Here are the responses I have so far:

Agatha

Kelsey

jo's picture

collaboration vs. conflict

Is that a necessary dichotomy? Reading Steve Chase's Changing the Nature of Environmental Studies made me think a lot about my relationship with and confusion around social change and activism. I have this constant fight within myself about whether I'm being too radical or not radical enough - and then I worry that I'm being too wishy-washy, not fully committing to working with one faction or another and therefore feeling totally useless. I read Steve Chase's account of the Environmental Justice Workgroup's successful "collaborative and educational approach" to their fight to raise awareness and discourse about environmental justice at their school, and I experienced conflicting responses. On one hand, I was impressed and felt regretful that I haven't done more work like that at Bryn Mawr. And then immediately after that, I'm like, "no, my work isn't about helping a bunch of privileged white people see the truth about racism and oppression! I wanna smash the patriarchy! I want to destroy capitalism! I'm radical!" I don't deny that the change that Chase and his group accomplished was important and helpful, it just doesn't feel as necessary or exciting to me.
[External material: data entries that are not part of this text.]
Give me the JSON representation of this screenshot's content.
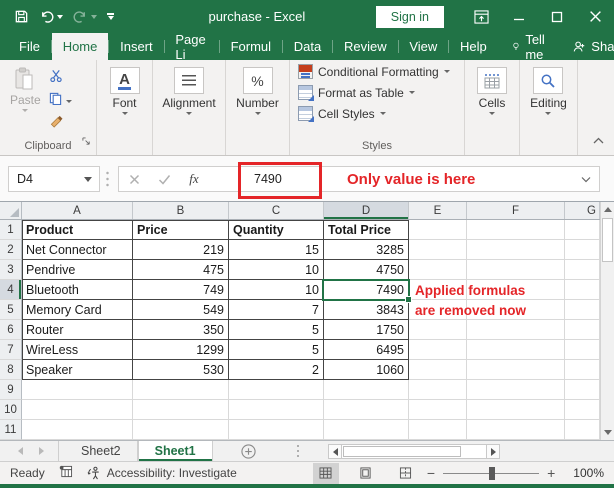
{
  "titlebar": {
    "title": "purchase - Excel",
    "sign_in": "Sign in"
  },
  "tabs": {
    "items": [
      "File",
      "Home",
      "Insert",
      "Page Li",
      "Formul",
      "Data",
      "Review",
      "View",
      "Help"
    ],
    "active": "Home",
    "tell_me": "Tell me",
    "share": "Share"
  },
  "ribbon": {
    "clipboard": {
      "label": "Clipboard",
      "paste": "Paste"
    },
    "font": {
      "label": "Font",
      "symbol": "A"
    },
    "alignment": {
      "label": "Alignment"
    },
    "number": {
      "label": "Number",
      "symbol": "%"
    },
    "styles": {
      "label": "Styles",
      "items": [
        "Conditional Formatting",
        "Format as Table",
        "Cell Styles"
      ]
    },
    "cells": {
      "label": "Cells"
    },
    "editing": {
      "label": "Editing"
    }
  },
  "formula_bar": {
    "name_box": "D4",
    "fx": "fx",
    "value": "7490",
    "annotation": "Only value is here"
  },
  "grid": {
    "col_headers": [
      "A",
      "B",
      "C",
      "D",
      "E",
      "F",
      "G"
    ],
    "selected_col": "D",
    "selected_row": "4",
    "selected_cell": "D4",
    "rows": [
      {
        "n": "1",
        "cells": [
          "Product",
          "Price",
          "Quantity",
          "Total Price",
          "",
          "",
          ""
        ]
      },
      {
        "n": "2",
        "cells": [
          "Net Connector",
          "219",
          "15",
          "3285",
          "",
          "",
          ""
        ]
      },
      {
        "n": "3",
        "cells": [
          "Pendrive",
          "475",
          "10",
          "4750",
          "",
          "",
          ""
        ]
      },
      {
        "n": "4",
        "cells": [
          "Bluetooth",
          "749",
          "10",
          "7490",
          "",
          "",
          ""
        ]
      },
      {
        "n": "5",
        "cells": [
          "Memory Card",
          "549",
          "7",
          "3843",
          "",
          "",
          ""
        ]
      },
      {
        "n": "6",
        "cells": [
          "Router",
          "350",
          "5",
          "1750",
          "",
          "",
          ""
        ]
      },
      {
        "n": "7",
        "cells": [
          "WireLess",
          "1299",
          "5",
          "6495",
          "",
          "",
          ""
        ]
      },
      {
        "n": "8",
        "cells": [
          "Speaker",
          "530",
          "2",
          "1060",
          "",
          "",
          ""
        ]
      },
      {
        "n": "9",
        "cells": [
          "",
          "",
          "",
          "",
          "",
          "",
          ""
        ]
      },
      {
        "n": "10",
        "cells": [
          "",
          "",
          "",
          "",
          "",
          "",
          ""
        ]
      },
      {
        "n": "11",
        "cells": [
          "",
          "",
          "",
          "",
          "",
          "",
          ""
        ]
      }
    ],
    "annotation_line1": "Applied formulas",
    "annotation_line2": "are removed now"
  },
  "sheetbar": {
    "sheets": [
      "Sheet2",
      "Sheet1"
    ],
    "active": "Sheet1"
  },
  "statusbar": {
    "mode": "Ready",
    "accessibility": "Accessibility: Investigate",
    "zoom_level": "100%"
  },
  "colors": {
    "excel_green": "#217346",
    "annotation_red": "#e42528",
    "selection_border": "#217346"
  }
}
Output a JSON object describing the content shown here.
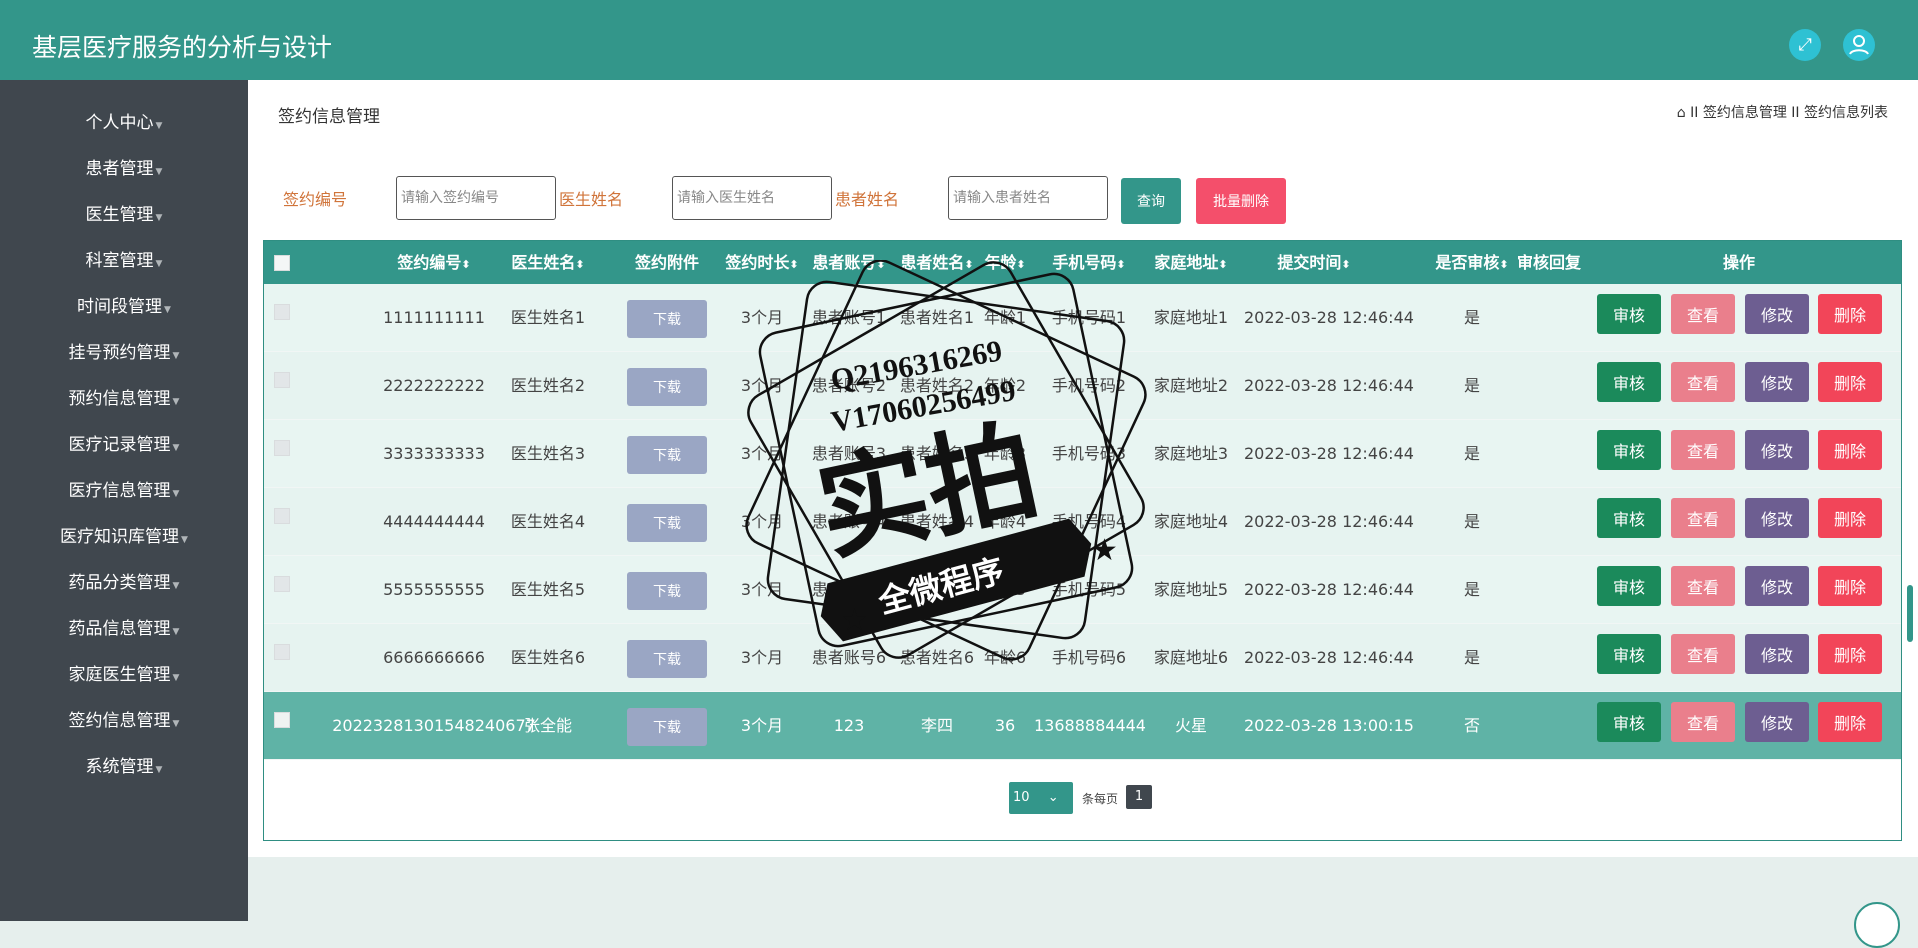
{
  "app": {
    "title": "基层医疗服务的分析与设计"
  },
  "header_icons": [
    "fullscreen-icon",
    "user-icon"
  ],
  "sidebar": {
    "items": [
      {
        "label": "个人中心"
      },
      {
        "label": "患者管理"
      },
      {
        "label": "医生管理"
      },
      {
        "label": "科室管理"
      },
      {
        "label": "时间段管理"
      },
      {
        "label": "挂号预约管理"
      },
      {
        "label": "预约信息管理"
      },
      {
        "label": "医疗记录管理"
      },
      {
        "label": "医疗信息管理"
      },
      {
        "label": "医疗知识库管理"
      },
      {
        "label": "药品分类管理"
      },
      {
        "label": "药品信息管理"
      },
      {
        "label": "家庭医生管理"
      },
      {
        "label": "签约信息管理"
      },
      {
        "label": "系统管理"
      }
    ]
  },
  "main": {
    "title": "签约信息管理",
    "breadcrumb": {
      "separator": "II",
      "section": "签约信息管理",
      "page": "签约信息列表"
    }
  },
  "filters": {
    "sign_no": {
      "label": "签约编号",
      "placeholder": "请输入签约编号"
    },
    "doctor_name": {
      "label": "医生姓名",
      "placeholder": "请输入医生姓名"
    },
    "patient_name": {
      "label": "患者姓名",
      "placeholder": "请输入患者姓名"
    },
    "query_label": "查询",
    "batch_delete_label": "批量删除"
  },
  "table": {
    "columns": [
      "签约编号",
      "医生姓名",
      "签约附件",
      "签约时长",
      "患者账号",
      "患者姓名",
      "年龄",
      "手机号码",
      "家庭地址",
      "提交时间",
      "是否审核",
      "审核回复",
      "操作"
    ],
    "download_label": "下载",
    "actions": {
      "audit": "审核",
      "view": "查看",
      "edit": "修改",
      "delete": "删除"
    },
    "rows": [
      {
        "sign_no": "1111111111",
        "doctor": "医生姓名1",
        "duration": "3个月",
        "account": "患者账号1",
        "patient": "患者姓名1",
        "age": "年龄1",
        "phone": "手机号码1",
        "address": "家庭地址1",
        "time": "2022-03-28 12:46:44",
        "audited": "是",
        "reply": ""
      },
      {
        "sign_no": "2222222222",
        "doctor": "医生姓名2",
        "duration": "3个月",
        "account": "患者账号2",
        "patient": "患者姓名2",
        "age": "年龄2",
        "phone": "手机号码2",
        "address": "家庭地址2",
        "time": "2022-03-28 12:46:44",
        "audited": "是",
        "reply": ""
      },
      {
        "sign_no": "3333333333",
        "doctor": "医生姓名3",
        "duration": "3个月",
        "account": "患者账号3",
        "patient": "患者姓名3",
        "age": "年龄3",
        "phone": "手机号码3",
        "address": "家庭地址3",
        "time": "2022-03-28 12:46:44",
        "audited": "是",
        "reply": ""
      },
      {
        "sign_no": "4444444444",
        "doctor": "医生姓名4",
        "duration": "3个月",
        "account": "患者账号4",
        "patient": "患者姓名4",
        "age": "年龄4",
        "phone": "手机号码4",
        "address": "家庭地址4",
        "time": "2022-03-28 12:46:44",
        "audited": "是",
        "reply": ""
      },
      {
        "sign_no": "5555555555",
        "doctor": "医生姓名5",
        "duration": "3个月",
        "account": "患者账号5",
        "patient": "患者姓名5",
        "age": "年龄5",
        "phone": "手机号码5",
        "address": "家庭地址5",
        "time": "2022-03-28 12:46:44",
        "audited": "是",
        "reply": ""
      },
      {
        "sign_no": "6666666666",
        "doctor": "医生姓名6",
        "duration": "3个月",
        "account": "患者账号6",
        "patient": "患者姓名6",
        "age": "年龄6",
        "phone": "手机号码6",
        "address": "家庭地址6",
        "time": "2022-03-28 12:46:44",
        "audited": "是",
        "reply": ""
      },
      {
        "sign_no": "20223281301548240677",
        "doctor": "张全能",
        "duration": "3个月",
        "account": "123",
        "patient": "李四",
        "age": "36",
        "phone": "13688884444",
        "address": "火星",
        "time": "2022-03-28 13:00:15",
        "audited": "否",
        "reply": ""
      }
    ]
  },
  "pagination": {
    "page_size": "10",
    "per_page_text": "条每页",
    "current_page": "1"
  },
  "watermark": {
    "line1": "Q2196316269",
    "line2": "V17060256499",
    "big": "实拍",
    "ribbon": "全微程序"
  },
  "colors": {
    "primary": "#33968a",
    "danger": "#f44f6b",
    "sidebar": "#40474e",
    "label": "#d0743a"
  }
}
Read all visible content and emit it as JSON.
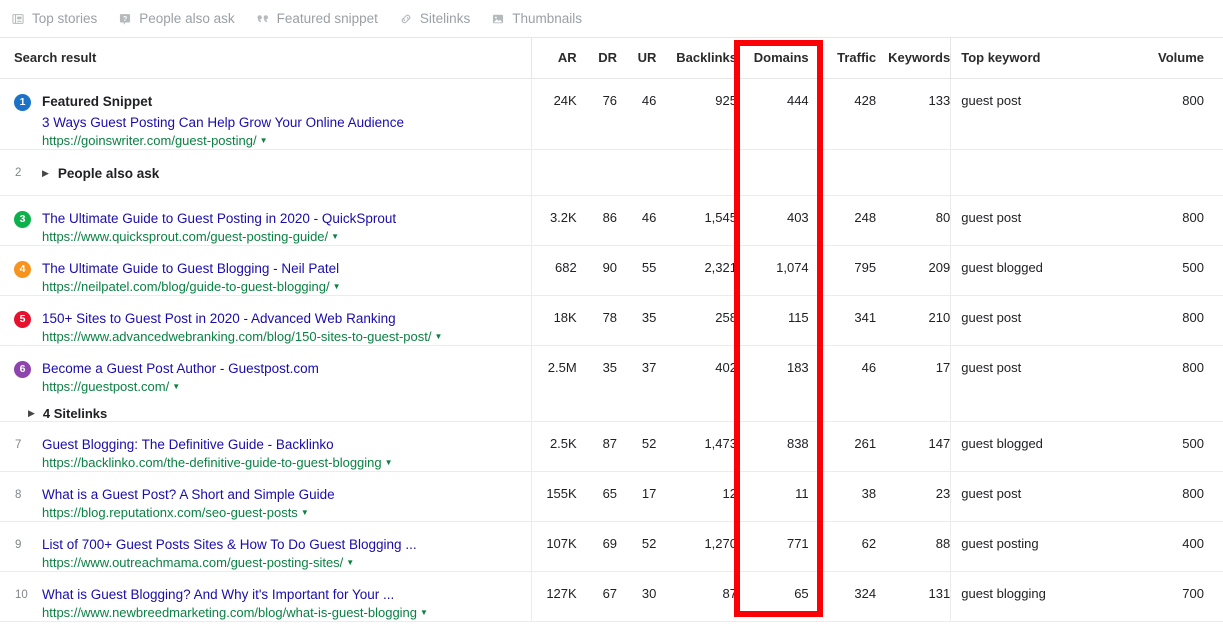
{
  "feature_bar": {
    "chips": [
      {
        "label": "Top stories",
        "icon": "news-article-icon"
      },
      {
        "label": "People also ask",
        "icon": "question-box-icon"
      },
      {
        "label": "Featured snippet",
        "icon": "quotation-marks-icon"
      },
      {
        "label": "Sitelinks",
        "icon": "link-chain-icon"
      },
      {
        "label": "Thumbnails",
        "icon": "image-thumbnail-icon"
      }
    ]
  },
  "table": {
    "headers": {
      "search_result": "Search result",
      "ar": "AR",
      "dr": "DR",
      "ur": "UR",
      "backlinks": "Backlinks",
      "domains": "Domains",
      "traffic": "Traffic",
      "keywords": "Keywords",
      "top_keyword": "Top keyword",
      "volume": "Volume"
    },
    "rows": [
      {
        "kind": "result",
        "rank": "1",
        "badge_color": "#1a73c8",
        "label": "Featured Snippet",
        "title": "3 Ways Guest Posting Can Help Grow Your Online Audience",
        "url": "https://goinswriter.com/guest-posting/",
        "ar": "24K",
        "dr": "76",
        "ur": "46",
        "backlinks": "925",
        "domains": "444",
        "traffic": "428",
        "keywords": "133",
        "top_keyword": "guest post",
        "volume": "800"
      },
      {
        "kind": "paa",
        "rank": "2",
        "label": "People also ask"
      },
      {
        "kind": "result",
        "rank": "3",
        "badge_color": "#0db14b",
        "title": "The Ultimate Guide to Guest Posting in 2020 - QuickSprout",
        "url": "https://www.quicksprout.com/guest-posting-guide/",
        "ar": "3.2K",
        "dr": "86",
        "ur": "46",
        "backlinks": "1,545",
        "domains": "403",
        "traffic": "248",
        "keywords": "80",
        "top_keyword": "guest post",
        "volume": "800"
      },
      {
        "kind": "result",
        "rank": "4",
        "badge_color": "#f7941e",
        "title": "The Ultimate Guide to Guest Blogging - Neil Patel",
        "url": "https://neilpatel.com/blog/guide-to-guest-blogging/",
        "ar": "682",
        "dr": "90",
        "ur": "55",
        "backlinks": "2,321",
        "domains": "1,074",
        "traffic": "795",
        "keywords": "209",
        "top_keyword": "guest blogged",
        "volume": "500"
      },
      {
        "kind": "result",
        "rank": "5",
        "badge_color": "#e8112d",
        "title": "150+ Sites to Guest Post in 2020 - Advanced Web Ranking",
        "url": "https://www.advancedwebranking.com/blog/150-sites-to-guest-post/",
        "ar": "18K",
        "dr": "78",
        "ur": "35",
        "backlinks": "258",
        "domains": "115",
        "traffic": "341",
        "keywords": "210",
        "top_keyword": "guest post",
        "volume": "800"
      },
      {
        "kind": "result",
        "rank": "6",
        "badge_color": "#8e44ad",
        "title": "Become a Guest Post Author - Guestpost.com",
        "url": "https://guestpost.com/",
        "sitelinks": "4 Sitelinks",
        "ar": "2.5M",
        "dr": "35",
        "ur": "37",
        "backlinks": "402",
        "domains": "183",
        "traffic": "46",
        "keywords": "17",
        "top_keyword": "guest post",
        "volume": "800"
      },
      {
        "kind": "result",
        "rank": "7",
        "badge_color": null,
        "title": "Guest Blogging: The Definitive Guide - Backlinko",
        "url": "https://backlinko.com/the-definitive-guide-to-guest-blogging",
        "ar": "2.5K",
        "dr": "87",
        "ur": "52",
        "backlinks": "1,473",
        "domains": "838",
        "traffic": "261",
        "keywords": "147",
        "top_keyword": "guest blogged",
        "volume": "500"
      },
      {
        "kind": "result",
        "rank": "8",
        "badge_color": null,
        "title": "What is a Guest Post? A Short and Simple Guide",
        "url": "https://blog.reputationx.com/seo-guest-posts",
        "ar": "155K",
        "dr": "65",
        "ur": "17",
        "backlinks": "12",
        "domains": "11",
        "traffic": "38",
        "keywords": "23",
        "top_keyword": "guest post",
        "volume": "800"
      },
      {
        "kind": "result",
        "rank": "9",
        "badge_color": null,
        "title": "List of 700+ Guest Posts Sites & How To Do Guest Blogging ...",
        "url": "https://www.outreachmama.com/guest-posting-sites/",
        "ar": "107K",
        "dr": "69",
        "ur": "52",
        "backlinks": "1,270",
        "domains": "771",
        "traffic": "62",
        "keywords": "88",
        "top_keyword": "guest posting",
        "volume": "400"
      },
      {
        "kind": "result",
        "rank": "10",
        "badge_color": null,
        "title": "What is Guest Blogging? And Why it's Important for Your ...",
        "url": "https://www.newbreedmarketing.com/blog/what-is-guest-blogging",
        "ar": "127K",
        "dr": "67",
        "ur": "30",
        "backlinks": "87",
        "domains": "65",
        "traffic": "324",
        "keywords": "131",
        "top_keyword": "guest blogging",
        "volume": "700"
      }
    ]
  },
  "annotation": {
    "highlight_color": "#fb0007",
    "highlighted_column": "Domains"
  }
}
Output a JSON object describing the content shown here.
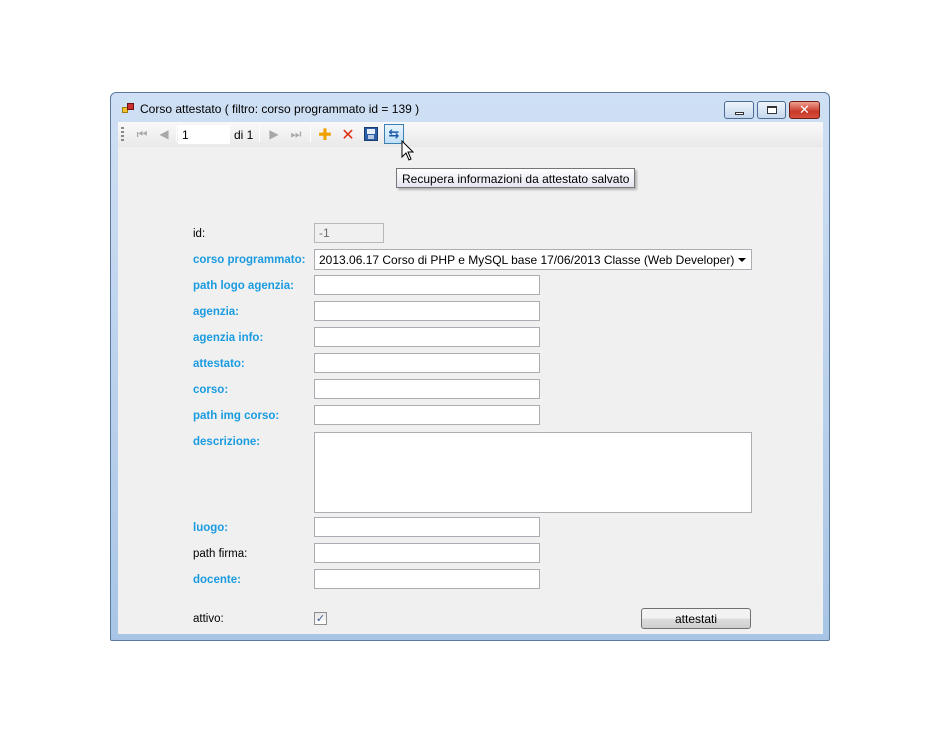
{
  "window": {
    "title": "Corso attestato ( filtro: corso programmato id = 139 )"
  },
  "navigator": {
    "position": "1",
    "count_label": "di 1",
    "tooltip": "Recupera informazioni da attestato salvato"
  },
  "form": {
    "id": {
      "label": "id:",
      "value": "-1"
    },
    "corso_programmato": {
      "label": "corso programmato:",
      "value": "2013.06.17 Corso di PHP e MySQL base 17/06/2013 Classe (Web Developer)"
    },
    "path_logo_agenzia": {
      "label": "path logo agenzia:",
      "value": ""
    },
    "agenzia": {
      "label": "agenzia:",
      "value": ""
    },
    "agenzia_info": {
      "label": "agenzia info:",
      "value": ""
    },
    "attestato": {
      "label": "attestato:",
      "value": ""
    },
    "corso": {
      "label": "corso:",
      "value": ""
    },
    "path_img_corso": {
      "label": "path img corso:",
      "value": ""
    },
    "descrizione": {
      "label": "descrizione:",
      "value": ""
    },
    "luogo": {
      "label": "luogo:",
      "value": ""
    },
    "path_firma": {
      "label": "path firma:",
      "value": ""
    },
    "docente": {
      "label": "docente:",
      "value": ""
    },
    "attivo": {
      "label": "attivo:",
      "checked": true
    },
    "attestati_button": "attestati"
  },
  "colors": {
    "required_label": "#1a9be0",
    "window_border": "#5b7aa0"
  }
}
And it's not just because of the hippie anarchist that lives in me and craves adrenalyn rush-style direct action and in-your-face lockdown blockades. I approach this from a "rational", academic standpoint as well.

Lisa Marie's picture

Fusing Nature and Culture

It was interesting to read "Teaching Urban Ecology", a text that explicitly talked about how "nature" and "culture" are so siloed from one another in the classrom and how Di Chiro used intersectionality in teaching Ecology in her classroom. Di Chiro raised many interesting questions in her class, one of them I was especially struck by: "How are environmental scholars and community activists re-thinking and re-connecting the ideas of ecology and social justice with the commitment to creating sustainable communities?" She then encouraged her students to explore this question more deeply by participating in action research which provided them with very interesing and enlightening insight. I think the original question she posed is so central to this course as well as being a question that should be explored in more classrooms across the country. All too often, students learn about "nature" and "culture" not only as separate, isolated concepts, but also without this intersectionality layer to explain how different people experience culture and the earth differently. How might this question be explored in a middle or high school classroom? How can educators and schools integrate the ideas of "nature" and "culture"? How can social justice and environmental jusice and activism be better linked in the classroom/school setting?